Doing a back of the envelope calculation, the number of searches needed to converge on the exact answer (sample size * number of trials) is much higher than a brute force method. However, there is the possible optimization of being able to store the result of a repeated query so you don’t have to do the more expensive search across the pi string.

Going through this exercise, I think going through the trouble of an exact solution is probably easier or similar than trying to estimate using multiple searches.

That said, going back to our exact solutions, there is an exponential pattern we can use to estimate pretty quickly how many digits we would need.

n_digit_sequences <- n_digit_sequences |>
  mutate(log_n_digit_sequences = log10(n_digit_sequences))
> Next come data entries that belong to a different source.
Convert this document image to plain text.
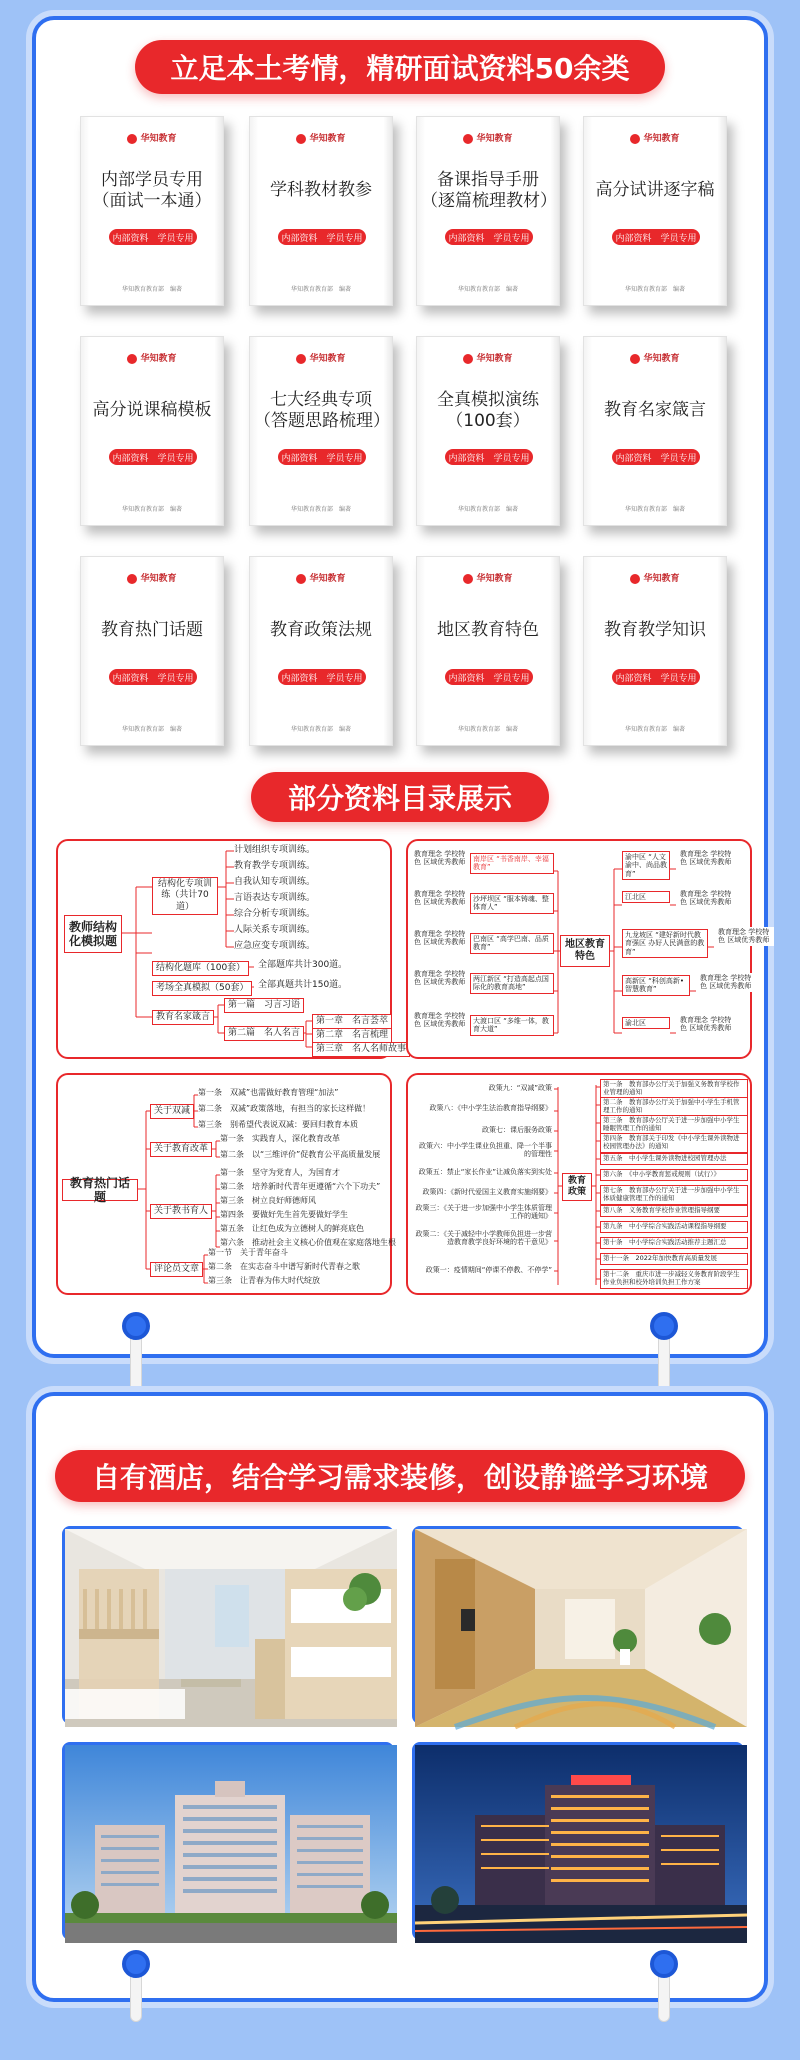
立足本土考情，精研面试资料50余类
华知教育
内部学员专用
（面试一本通）
内部资料　学员专用
华知教育教育部　编著
华知教育
学科教材教参
内部资料　学员专用
华知教育教育部　编著
华知教育
备课指导手册
（逐篇梳理教材）
内部资料　学员专用
华知教育教育部　编著
华知教育
高分试讲逐字稿
内部资料　学员专用
华知教育教育部　编著
华知教育
高分说课稿模板
内部资料　学员专用
华知教育教育部　编著
华知教育
七大经典专项
（答题思路梳理）
内部资料　学员专用
华知教育教育部　编著
华知教育
全真模拟演练
（100套）
内部资料　学员专用
华知教育教育部　编著
华知教育
教育名家箴言
内部资料　学员专用
华知教育教育部　编著
华知教育
教育热门话题
内部资料　学员专用
华知教育教育部　编著
华知教育
教育政策法规
内部资料　学员专用
华知教育教育部　编著
华知教育
地区教育特色
内部资料　学员专用
华知教育教育部　编著
华知教育
教育教学知识
内部资料　学员专用
华知教育教育部　编著
部分资料目录展示
教师结构化模拟题
结构化专项训练（共计70道）
计划组织专项训练。
教育教学专项训练。
自我认知专项训练。
言语表达专项训练。
综合分析专项训练。
人际关系专项训练。
应急应变专项训练。
结构化题库（100套）	全部题库共计300道。
考场全真模拟（50套）	全部真题共计150道。
教育名家箴言
第一篇　习言习语
第二篇　名人名言
第一章　名言荟萃
第二章　名言梳理
第三章　名人名师故事
教育理念 学校特色 区域优秀教师	南岸区 “书香南岸、幸福教育”
教育理念 学校特色 区域优秀教师	沙坪坝区 “服本铸魂、整体育人”
教育理念 学校特色 区域优秀教师	巴南区 “高学巴南、品质教育”
教育理念 学校特色 区域优秀教师	两江新区 “打造高起点国际化的教育高地”
教育理念 学校特色 区域优秀教师	大渡口区 “多维一体，教育大道”
地区教育特色
渝中区 “人文渝中、尚品教育”
教育理念 学校特色 区域优秀教师
江北区	教育理念 学校特色 区域优秀教师
九龙坡区 “建好新时代教育强区 办好人民满意的教育”
教育理念 学校特色 区域优秀教师
高新区 “科创高新•智慧教育”
教育理念 学校特色 区域优秀教师
渝北区	教育理念 学校特色 区域优秀教师
教育热门话题
关于双减
第一条　双减”也需做好教育管理“加法”
第二条　双减”政策落地，有担当的家长这样做！
第三条　别希望代表说双减：要回归教育本质
关于教育改革
第一条　实践育人，深化教育改革
第二条　以“三维评价”促教育公平高质量发展
关于教书育人
第一条　坚守为党育人，为国育才
第二条　培养新时代青年更遵循“六个下功夫”
第三条　树立良好师德师风
第四条　要做好先生首先要做好学生
第五条　让红色成为立德树人的鲜亮底色
第六条　推动社会主义核心价值观在家庭落地生根
评论员文章
第一节　关于青年奋斗
第二条　在实志奋斗中谱写新时代青春之歌
第三条　让青春为伟大时代绽放
政策九：“双减”政策
政策八：《中小学生法治教育指导纲要》
政策七：课后服务政策
政策六：中小学生课业负担重、降一个半事的管理性
政策五：禁止“家长作业”让减负落实到实处
政策四：《新时代爱国主义教育实施纲要》
政策三：《关于进一步加强中小学生体质管理工作的通知》
政策二：《关于减轻中小学教师负担进一步营造教育教学良好环境的若干意见》
政策一：疫情期间“停课不停教、不停学”
教育政策
第一条　教育部办公厅关于加强义务教育学校作业管理的通知
第二条　教育部办公厅关于加强中小学生手机管理工作的通知
第三条　教育部办公厅关于进一步加强中小学生睡眠管理工作的通知
第四条　教育部关于印发《中小学生课外读物进校园管理办法》的通知
第五条　中小学生课外读物进校园管理办法
第六条　《中小学教育惩戒规则（试行）》
第七条　教育部办公厅关于进一步加强中小学生体质健康管理工作的通知
第八条　义务教育学校作业管理指导纲要
第九条　中小学综合实践活动课程指导纲要
第十条　中小学综合实践活动推荐主题汇总
第十一条　2022年加快教育高质量发展
第十二条　重庆市进一步减轻义务教育阶段学生作业负担和校外培训负担工作方案
自有酒店，结合学习需求装修，创设静谧学习环境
ggplot(n_digit_sequences, aes(x = n_digit, y = log_n_digit_sequences)) +
  geom_point() +
  geom_smooth(method = "lm")
`geom_smooth()` using formula = 'y ~ x'

model <- lm(log_n_digit_sequences ~ n_digit, data = n_digit_sequences)
summary(model)

Call:
lm(formula = log_n_digit_sequences ~ n_digit, data = n_digit_sequences)

Residuals:
       1        2        3        4 
-0.05078  0.05396  0.04444 -0.04761 

Coefficients:
            Estimate Std. Error t value Pr(>|t|)    
(Intercept)  0.41008    0.08544    4.80 0.040768 *  
n_digit      1.15922    0.03120   37.16 0.000723 ***
---
Signif. codes:  0 '***' 0.001 '**' 0.01 '*' 0.05 '.' 0.1 ' ' 1

Residual standard error: 0.06976 on 2 degrees of freedom
Multiple R-squared:  0.9986,    Adjusted R-squared:  0.9978 
F-statistic:  1381 on 1 and 2 DF,  p-value: 0.0007235

That looks really good. So using the equation

\[ \log(y) = 1.16x + 0.41 \]

we can approximate the number of digits of pi we need to find every single combination of n digits. This should still be tested against digit combinations longer than 4, but I’m happy to say I’ve found a pattern.